Data science program awaiting accreditation


Previously just a lofty idea, New College’s first master’s program in data science has begun its test run this semester, with the application for accreditation turned in on Sept. 15.  The college will have to wait until Dec. 6 for the final accreditation decision.

In the meantime, courses intended for the data science program are already underway. New College undergraduates as well as non-degree seeking students are attending, or “proto-typing,” the courses this semester. Among the students are those who have just earned their bachelor’s degree and some who have already established careers in the data science field. Many of them plan are interested in applying for the program once accredited. “We’ve taken only a couple of students, maybe one, who comes right out of undergraduate school without some type of work history,” said Professor Patrick McDonald, director of the data science program and one of the nine professors who will teach the master’s level courses. “It’s better if people have some type of work history. Then they have a much more informed position regarding what it is they want out of data science.”

Four new professors hired for the program are teaching courses this semester, including Professors Simant Dube, Gary Kalmanovich, Matt Lepinski and Mike Sutherland. Each of them was hired over the past year in order to accommodate the anticipated program as well as expand the computer science resources, an increasingly popular area of concentration (AOC). Professor Dube and Professor Sutherland are teaching Statistical Inference for Science, as well as Dealing with Data, an introductory data science courses created for and available to students of all AOCs. Professor Kalmanovich is teaching Introduction to Algorithms and Algorithms for Data Science, and Professor Lepinski is teaching Introduction to Programming in Python and Computer Networks this semester, the latter of which has a prerequisite of one year of programming.

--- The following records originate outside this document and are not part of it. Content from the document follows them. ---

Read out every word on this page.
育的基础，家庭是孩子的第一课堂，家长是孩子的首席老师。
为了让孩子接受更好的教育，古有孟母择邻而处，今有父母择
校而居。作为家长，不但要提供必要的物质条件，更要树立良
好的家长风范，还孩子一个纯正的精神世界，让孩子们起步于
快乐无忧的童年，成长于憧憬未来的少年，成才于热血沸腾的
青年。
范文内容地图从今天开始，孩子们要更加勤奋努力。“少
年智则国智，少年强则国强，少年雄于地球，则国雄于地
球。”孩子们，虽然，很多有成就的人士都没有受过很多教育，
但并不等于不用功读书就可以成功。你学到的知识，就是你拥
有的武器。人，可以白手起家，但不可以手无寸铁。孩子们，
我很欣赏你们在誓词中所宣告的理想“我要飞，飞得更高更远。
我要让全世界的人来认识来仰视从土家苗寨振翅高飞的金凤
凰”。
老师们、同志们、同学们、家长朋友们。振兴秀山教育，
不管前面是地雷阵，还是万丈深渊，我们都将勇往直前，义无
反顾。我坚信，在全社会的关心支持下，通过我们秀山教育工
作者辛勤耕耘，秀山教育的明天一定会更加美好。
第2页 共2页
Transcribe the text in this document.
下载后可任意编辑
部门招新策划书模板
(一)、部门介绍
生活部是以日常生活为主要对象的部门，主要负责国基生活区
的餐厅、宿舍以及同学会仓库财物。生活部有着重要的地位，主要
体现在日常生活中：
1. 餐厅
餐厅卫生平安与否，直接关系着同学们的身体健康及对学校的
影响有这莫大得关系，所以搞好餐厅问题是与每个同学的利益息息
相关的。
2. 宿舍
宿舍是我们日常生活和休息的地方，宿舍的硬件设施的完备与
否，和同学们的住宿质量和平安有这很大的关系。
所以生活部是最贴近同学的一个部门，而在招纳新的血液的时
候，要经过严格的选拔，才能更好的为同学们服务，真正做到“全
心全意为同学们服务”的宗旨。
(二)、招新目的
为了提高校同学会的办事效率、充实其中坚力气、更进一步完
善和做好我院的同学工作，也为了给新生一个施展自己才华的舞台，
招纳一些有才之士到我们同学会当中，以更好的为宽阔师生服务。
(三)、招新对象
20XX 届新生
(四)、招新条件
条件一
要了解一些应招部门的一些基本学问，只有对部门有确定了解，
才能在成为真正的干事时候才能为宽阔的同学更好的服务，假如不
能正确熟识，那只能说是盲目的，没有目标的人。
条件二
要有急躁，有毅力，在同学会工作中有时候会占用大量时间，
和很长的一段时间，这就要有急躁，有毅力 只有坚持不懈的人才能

The cost of the program has still not been fully hammered out, but some numbers are being thrown around amongst faculty and the state. In-state students are tentatively slated to pay roughly $460 per credit hour, while out-of-state students may be looking at a price tag of $1,170 per credit hour. For the current semester however, non-degree seeking students are not paying for the courses they attend.

Should the program be granted accreditation in December, an equivalency exam may be offered to the non-degree seeking students to waive the required courses that they are currently taking without credit. Graham “Tanner” Robart, (’09), is one of the students proto-typing this semester’s classes and planning on applying for the program once it reaches accreditation. Robart graduated from New College with a neuroscience and computer science AOC two years ago, and returned for the chance to participate in the program.

“It’s of personal interest to me,” Robart said. “I’m excited to work with the same professors, and new professors as well, in a more advanced context.” Robart is planning on taking the equivalency exam, but, “in the meantime, it’s like, why not take these courses?”

Attending New College as a non-degree seeking student, Robart said, is a strange experience for an alum. “I don’t spend a lot of time on campus. It’s weird to see people that I was living with in third court who are now thesising.” The chance to work one-on-one with professors in close quarters is a big draw for Robart, who appreciates the current 1:2 professor to student ratio in the program.

For now, the data science master’s program has to rely on patience until December. In the meantime, Professor McDonald and Professor Sutherland are working on coordinating a statistics consulting group in the coming months to offer help to other students. The group would be composed of current data science program members who would serve as a tutoring resource for other New College students. This could be a possible addition to the Quantitative Resource Center (QRC) or a separate resource. “[The program is] to get us to get our hands dirty and learn how to work with different piece of data from across a variety of different fields and topics,” Robart said.

Should the December decision go well, McDonald has plans lined up for the rest of the school year, including an Independent Study Project (ISP) with Professor Flakne on Ethics for Data Science, and spring semester courses such as Statistical Inference II and Machine Learning and Optimization. “I’m really excited about [the ISP],” McDonald said. “I think I’m gonna be here in January so I can sit in on that.”

“In between [now and the decision], a lot of things have to be constructed,” Professor McDonald said. “Networks have to be built involving where students come from, marketing materials have to be developed. There are additional structures that I’m sure we have not addressed yet … and there are all the other things that we forgot.”

“There is already a data science seminar that will run throughout the year,” McDonald added. The first seminar is planned for Sept. 18 at 4:00 p.m. Each seminar will bring in speakers across an expanse of topics within the data science field. The pieces for the program are falling in place; the rest of the semester is a waiting game.